Alexandre de Moraes não respondeu nada. Só ficou olhando para a colega. Como num romance daqueles bem piegas, mas também muito humanos, demasiadamente humanos até, os olhos dele se encheram de lágrimas. Foi aí que Cármen Lúcia percebeu que não estava diante de Alexandre de Moraes, o ministro do STF, e sim de Alexandre de Moraes, pela primeira vez um ser humano. Com alguma dificuldade, ela conteve o nojo e disse: “Seja implacável. Impiedoso.
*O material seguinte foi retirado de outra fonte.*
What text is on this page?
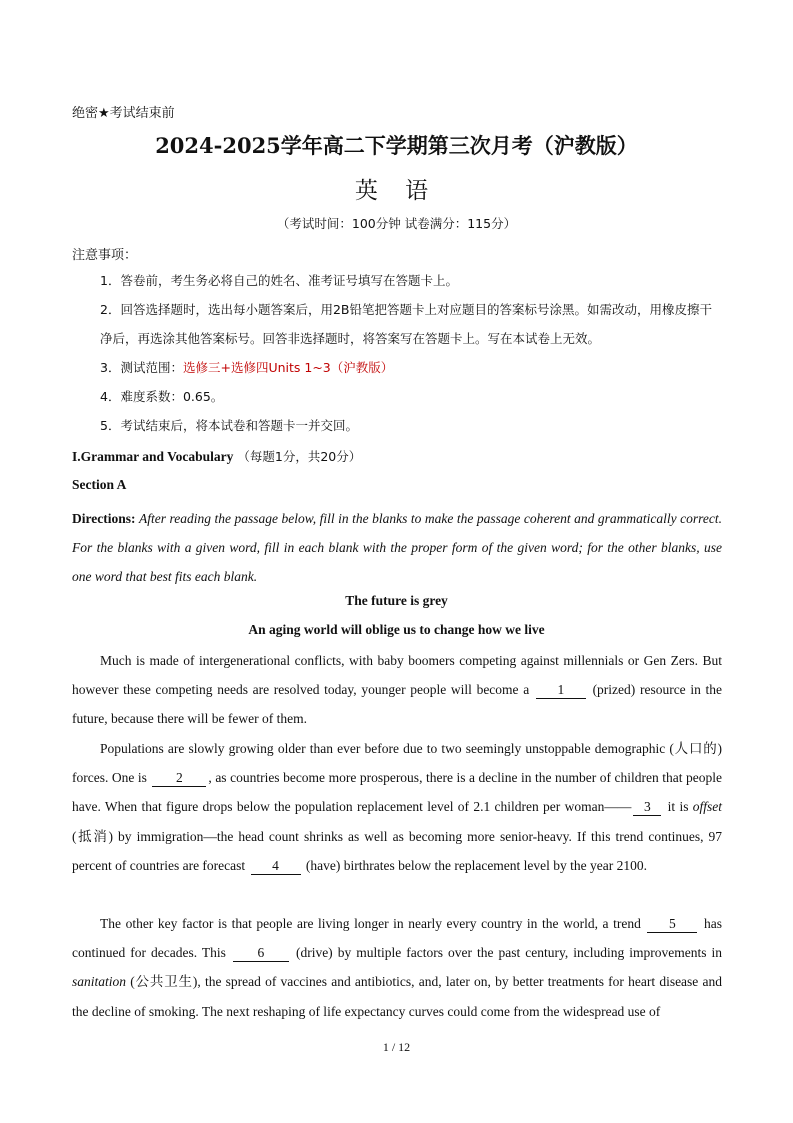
绝密★考试结束前
2024-2025学年高二下学期第三次月考（沪教版）
英 语
（考试时间：100分钟 试卷满分：115分）
注意事项：
1．答卷前，考生务必将自己的姓名、准考证号填写在答题卡上。
2．回答选择题时，选出每小题答案后，用2B铅笔把答题卡上对应题目的答案标号涂黑。如需改动，用橡皮擦干净后，再选涂其他答案标号。回答非选择题时，将答案写在答题卡上。写在本试卷上无效。
3．测试范围：选修三+选修四Units 1~3（沪教版）
4．难度系数：0.65。
5．考试结束后，将本试卷和答题卡一并交回。
I.Grammar and Vocabulary （每题1分，共20分）
Section A
Directions: After reading the passage below, fill in the blanks to make the passage coherent and grammatically correct. For the blanks with a given word, fill in each blank with the proper form of the given word; for the other blanks, use one word that best fits each blank.
The future is grey
An aging world will oblige us to change how we live
Much is made of intergenerational conflicts, with baby boomers competing against millennials or Gen Zers. But however these competing needs are resolved today, younger people will become a 1 (prized) resource in the future, because there will be fewer of them.
Populations are slowly growing older than ever before due to two seemingly unstoppable demographic (人口的) forces. One is 2 , as countries become more prosperous, there is a decline in the number of children that people have. When that figure drops below the population replacement level of 2.1 children per woman—— 3 it is offset (抵消) by immigration—the head count shrinks as well as becoming more senior-heavy. If this trend continues, 97 percent of countries are forecast 4 (have) birthrates below the replacement level by the year 2100.
The other key factor is that people are living longer in nearly every country in the world, a trend 5 has continued for decades. This 6 (drive) by multiple factors over the past century, including improvements in sanitation (公共卫生), the spread of vaccines and antibiotics, and, later on, by better treatments for heart disease and the decline of smoking. The next reshaping of life expectancy curves could come from the widespread use of
1 / 12
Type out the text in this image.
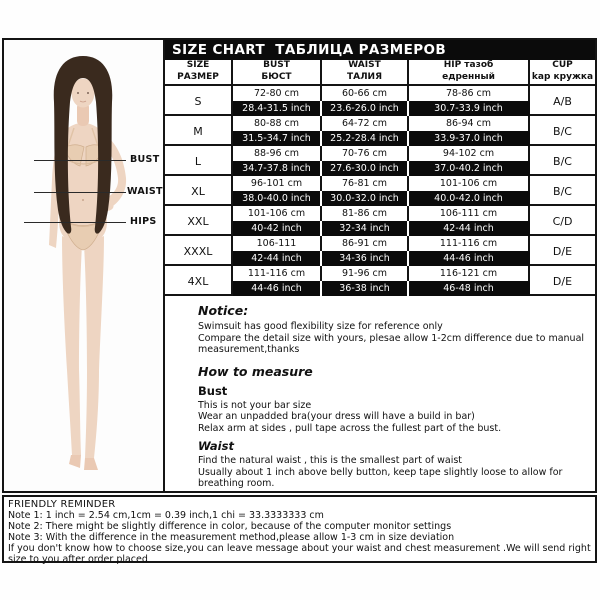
BUST
WAIST
HIPS
SIZE CHART  ТАБЛИЦА РАЗМЕРОВ
SIZE
РАЗМЕР
BUST
БЮСТ
WAIST
ТАЛИЯ
HIP тазоб
едренный
CUP
kар кружка
S
72-80 cm
28.4-31.5 inch
60-66 cm
23.6-26.0 inch
78-86 cm
30.7-33.9 inch
A/B
M
80-88 cm
31.5-34.7 inch
64-72 cm
25.2-28.4 inch
86-94 cm
33.9-37.0 inch
B/C
L
88-96 cm
34.7-37.8 inch
70-76 cm
27.6-30.0 inch
94-102 cm
37.0-40.2 inch
B/C
XL
96-101 cm
38.0-40.0 inch
76-81 cm
30.0-32.0 inch
101-106 cm
40.0-42.0 inch
B/C
XXL
101-106 cm
40-42 inch
81-86 cm
32-34 inch
106-111 cm
42-44 inch
C/D
XXXL
106-111
42-44 inch
86-91 cm
34-36 inch
111-116 cm
44-46 inch
D/E
4XL
111-116 cm
44-46 inch
91-96 cm
36-38 inch
116-121 cm
46-48 inch
D/E
Notice:
Swimsuit has good flexibility size for reference only
Compare the detail size with yours, plesae allow 1-2cm difference due to manual measurement,thanks
How to measure
Bust
This is not your bar size
Wear an unpadded bra(your dress will have a build in bar)
Relax arm at sides , pull tape across the fullest part of the bust.
Waist
Find the natural waist , this is the smallest part of waist
Usually about 1 inch above belly button, keep tape slightly loose to allow for breathing room.
FRIENDLY REMINDER
Note 1: 1 inch = 2.54 cm,1cm = 0.39 inch,1 chi = 33.3333333 cm
Note 2: There might be slightly difference in color, because of the computer monitor settings
Note 3: With the difference in the measurement method,please allow 1-3 cm in size deviation
If you don't know how to choose size,you can leave message about your waist and chest measurement .We will send right size to you after order placed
A democracia depende de você”. E fechou a porta.
Insuportável e inegavelmente humanos
Tremendo e sentindo um formigamento tomar conta de todo o seu corpo e alma humanos, insuportável e inegavelmente humanos, Alexandre de Moraes, disposto a desfazer o mal que tinha causado às pessoas (independentemente de concordar ou gostar delas) e ao país, e por mais que isso lhe custasse o poder hoje absoluto e talvez até a própria liberdade, se levantou, fez o sinal da cruz e, como que embriagado por um desejo genuíno de fazer justiça, ou melhor, Justiça, e não movido pelo prazer sádico da vingança, saiu.